BATH, Maine – O mais novo destróier em construção no Bath Iron Works de Maine aumentará as capacidades de defesa contra mísseis balísticos da Marinha.

A versão mais recente do destróier da classe Arleigh Burke, a Flight III,  apresenta atualizações tecnológicas que permitem que os navios se defendam simultaneamente contra mísseis balísticos, bem como ameaças aéreas convencionais.

A defesa aérea dos novos destróieres representa “uma evolução essencial para acompanhar a ameaça dos mísseis”, disse Loren Thompson, analista de defesa do Instituto Lexington.

“Você pode ver as ameaças mais longe. Você pode rastreá-las e atingi-las com mais precisão. Se você detectar um míssil, poderá dar dois ou três tiros nele, em vez de um”, disse ele.

A Bath Iron Works começou a construção na semana passada do primeiro dos novos destróieres, que leva o nome do General do US Marine Corps Louis Hugh Wilson Jr., que recebeu a Medalha de Honra. O estaleiro Ingalls, no Mississippi, começou a construir um dos novos navios em 2018.

A Marinha pretende construir mais de uma dúzia de novos destróieres, e esse número pode crescer com o tempo, disse Matt Caris, da Avascent, uma empresa de consultoria aeroespacial e de defesa.

A Marinha já tem cerca de 40 destróiers e cinco cruzadores com capacidade de defesa contra mísseis balísticos, diz a Marinha. Mas a maioria deles não pode cumprir esse dever enquanto executa a defesa aérea tradicional ao mesmo tempo, disse Caris.

USS Arleigh Burke (DDG 51) Foto Dave Cullen

O destróier da classe Arleigh Burke é o cavalo de batalha da Marinha, e a nova versão será parecida com as outras construídas por mais de três décadas.

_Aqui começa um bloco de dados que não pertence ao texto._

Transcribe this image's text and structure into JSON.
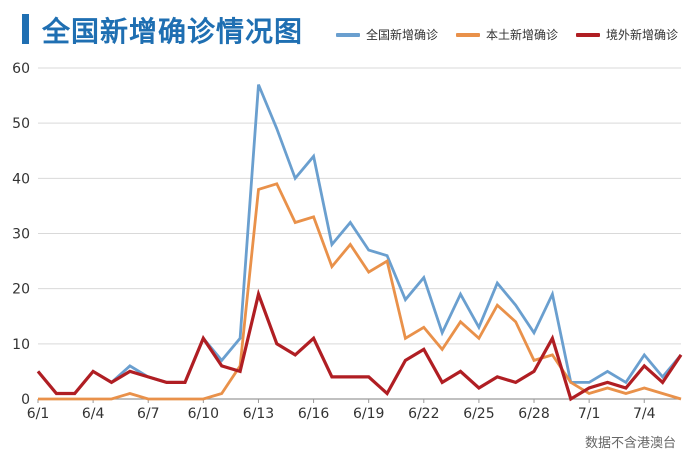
{
  "colors": {
    "accent": "#1f6fb2",
    "grid": "#d9d9d9",
    "axis": "#9a9a9a",
    "tick_text": "#333333"
  },
  "chart_data": {
    "type": "line",
    "title": "全国新增确诊情况图",
    "source": "数据不含港澳台",
    "x": [
      "6/1",
      "6/2",
      "6/3",
      "6/4",
      "6/5",
      "6/6",
      "6/7",
      "6/8",
      "6/9",
      "6/10",
      "6/11",
      "6/12",
      "6/13",
      "6/14",
      "6/15",
      "6/16",
      "6/17",
      "6/18",
      "6/19",
      "6/20",
      "6/21",
      "6/22",
      "6/23",
      "6/24",
      "6/25",
      "6/26",
      "6/27",
      "6/28",
      "6/29",
      "6/30",
      "7/1",
      "7/2",
      "7/3",
      "7/4",
      "7/5",
      "7/6"
    ],
    "x_tick_labels": [
      "6/1",
      "6/4",
      "6/7",
      "6/10",
      "6/13",
      "6/16",
      "6/19",
      "6/22",
      "6/25",
      "6/28",
      "7/1",
      "7/4"
    ],
    "ylim": [
      0,
      60
    ],
    "y_ticks": [
      0,
      10,
      20,
      30,
      40,
      50,
      60
    ],
    "grid": true,
    "legend_position": "top-right",
    "series": [
      {
        "name": "全国新增确诊",
        "color": "#6a9fcf",
        "values": [
          5,
          1,
          1,
          5,
          3,
          6,
          4,
          3,
          3,
          11,
          7,
          11,
          57,
          49,
          40,
          44,
          28,
          32,
          27,
          26,
          18,
          22,
          12,
          19,
          13,
          21,
          17,
          12,
          19,
          3,
          3,
          5,
          3,
          8,
          4,
          8
        ]
      },
      {
        "name": "本土新增确诊",
        "color": "#e9914a",
        "values": [
          0,
          0,
          0,
          0,
          0,
          1,
          0,
          0,
          0,
          0,
          1,
          6,
          38,
          39,
          32,
          33,
          24,
          28,
          23,
          25,
          11,
          13,
          9,
          14,
          11,
          17,
          14,
          7,
          8,
          3,
          1,
          2,
          1,
          2,
          1,
          0
        ]
      },
      {
        "name": "境外新增确诊",
        "color": "#b01e23",
        "values": [
          5,
          1,
          1,
          5,
          3,
          5,
          4,
          3,
          3,
          11,
          6,
          5,
          19,
          10,
          8,
          11,
          4,
          4,
          4,
          1,
          7,
          9,
          3,
          5,
          2,
          4,
          3,
          5,
          11,
          0,
          2,
          3,
          2,
          6,
          3,
          8
        ]
      }
    ]
  }
}
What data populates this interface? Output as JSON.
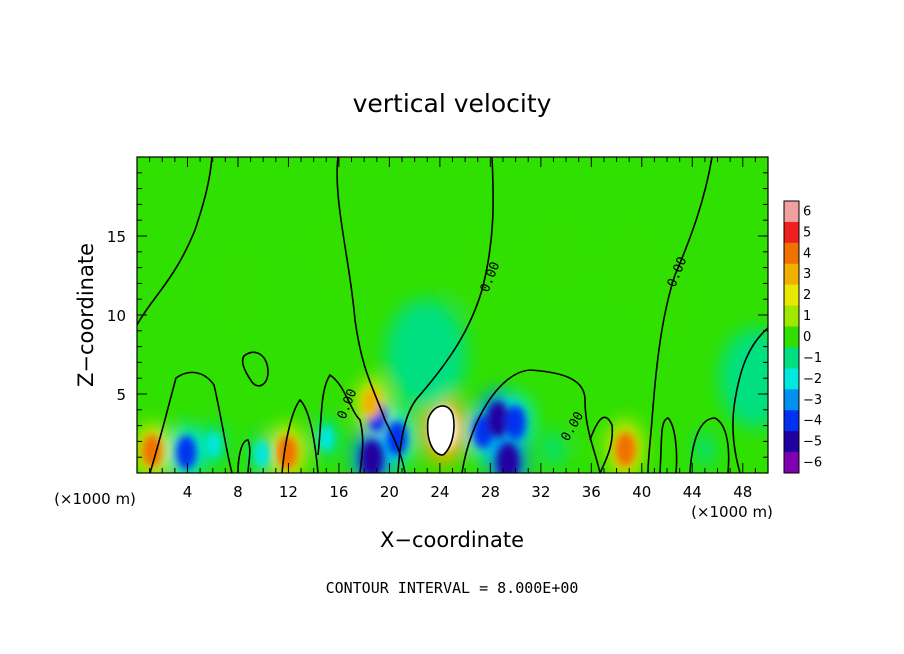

Mas há mudanças na nover versão. Os construtores aumentarão as capacidades elétricas e de refrigeração do navio para suportar um radar atualizado, e o sistema de combate Aegis permitirá defesa simultânea contra mísseis balísticos e ameaças convencionais como aeronaves e mísseis de cruzeiro, informou a Marinha. Uma versão reduzida será usada nas futuras fragatas (FFG-X), menores que os destróieres.

Wilson, o homônimo do primeiro dos novos destróieres construídos em Bath, lutou contra tropas japonesas numericamente superiores durante um tiroteio que durou mais de 10 horas em Guam na Segunda Guerra Mundial. Wilson liderou seus fuzileiros navais apesar de ter sido ferido três vezes.

USS Jack H. Lucas (DDG 125)

O primeiro dos navios construídos em Ingalls, no Mississippi, levará o nome de Jack H. Lucas, que recebeu a Medalha de Honra por pular em duas granadas para salvar os fuzileiros navais durante a Batalha de Iwo Jima. Ele sobreviveu depois que apenas uma delas detonou.